PeninsulaOn sait désormais pourquoi le Festival de Cannes a été annulé cette année. La réponse tient en un mot : Peninsula.

Parce qu’un nanar pareil aurait fait tâche dans une sélection de belle facture comme celle du Festival de Cannes?
Non, pas du tout! On a déjà vu des films du même calibre projetés en séance de minuit, comme le Dracula 3D de Dario Argento. Et même, parfois, en compétition, même si c’est plus rare. Alors, celui-ci aurait eu sa place, d’autant que voir un mauvais film dans un festival permet toujours de mieux apprécier les bons films de la sélection.

Parce qu’on attendait un décalque de Dernier train pour Busan, le précédent film de Sang-ho Yeon, alors que Peninsula, présenté comme sa suite, est finalement très différent?
Non, pas du tout! On ne reprochera pas à Sang-ho Yeon de chercher à se renouveler. En revanche, peut être que chercher à mixer Zombie, Mad Max, Baby Driver et Gladiator, avec une louche de mélo en prime, n’était pas l’idée du siècle… En jargon de barman, le cocktail qui intègre tous les alcools qui traînent à proximité s’appelle un “cercueil”. Le cinéaste l’aura bien cherché…

Parce que ce film réussit la prouesse de mettre en scène les zombies les plus cons de la galaxie?
Non, pas du tout! Ceux de The Dead don’t die, l’an dernier, n’étaient pas des foudre de guerre non plus. Mais ceux-là, c’est vrai, sont collector. Ils pourraient être de redoutables prédateurs, car ils sont vivaces, rapides. Quand ils veulent, ils sont aussi rapides que des voitures lancées à pleine allure. Ils courent, ils courent… mais après quoi, en fait?  Des cerveaux, comme tout zombie qui se respecte? Non, alors qu’ils en auraient bien besoin. En fait, ils s’excitent dès qu’il y a un peu de lumière ou du bruit. Un feu d’artifice et hop, ces con-taminés partent en vadrouille. Partant de ce constat, voilà qui les rend assez facile à piéger… À condition que les personnages vivants soient assez intelligents pour y penser mais comment dire… euh…

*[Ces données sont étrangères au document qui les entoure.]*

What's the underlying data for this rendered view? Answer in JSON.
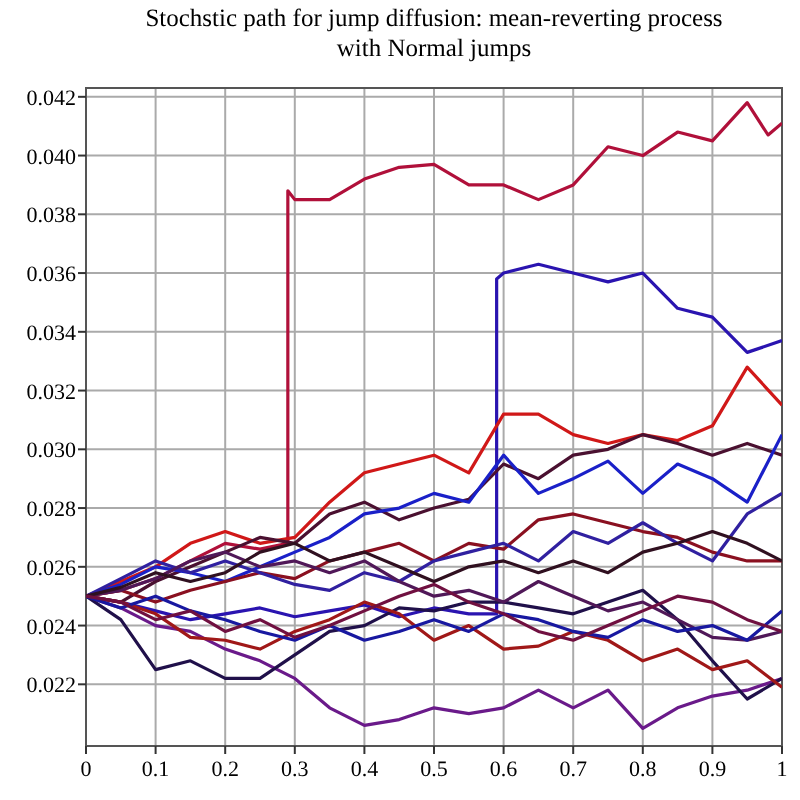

En fait, si le Festival de Cannes a été annulé, c’est parce que la pandémie de coronavirus a été finalement beaucoup plus passionnante à suivre que la deuxième vague de cette épidémie zombiesque, plus palpitante que ce film mou du genou.
Y aurait-t-il assez de masques pour tout le monde ? Et de tests de dépistage ? Didier Raoult, le druide marseillais allait-il réussir sa potion magique à la chloroquine ? Jupiter allait-il tenir son rang de planète face à la colère des chefs étoilés? Roselyne Bachelot allait-elle réussir à mettre le Cinéma sous assistance respiratoire? Jean Castex allait-il nous guider dans le monde post-apocalyptique dévasté par la COVID-19 et l’effondrement de l’économie, tel un Mad Max pyrénéen ou subirait-on un reconfinement à cause du comportement de ces crétins des Alpes qui portent leur masque en dessous le nez ou ceux qui font la bise à mamie après avoir galoché trente-cinq jeunettes bourrées à un bal démasqué étudiant.
Avec un tel programme, mieux valait rester à la maison plutôt que d’aller croiser des zombies sur la Croisette (si,si, après certaines nuits agitées, on en voit certains matins) et perdre son temps face à cette “suite” grotesque.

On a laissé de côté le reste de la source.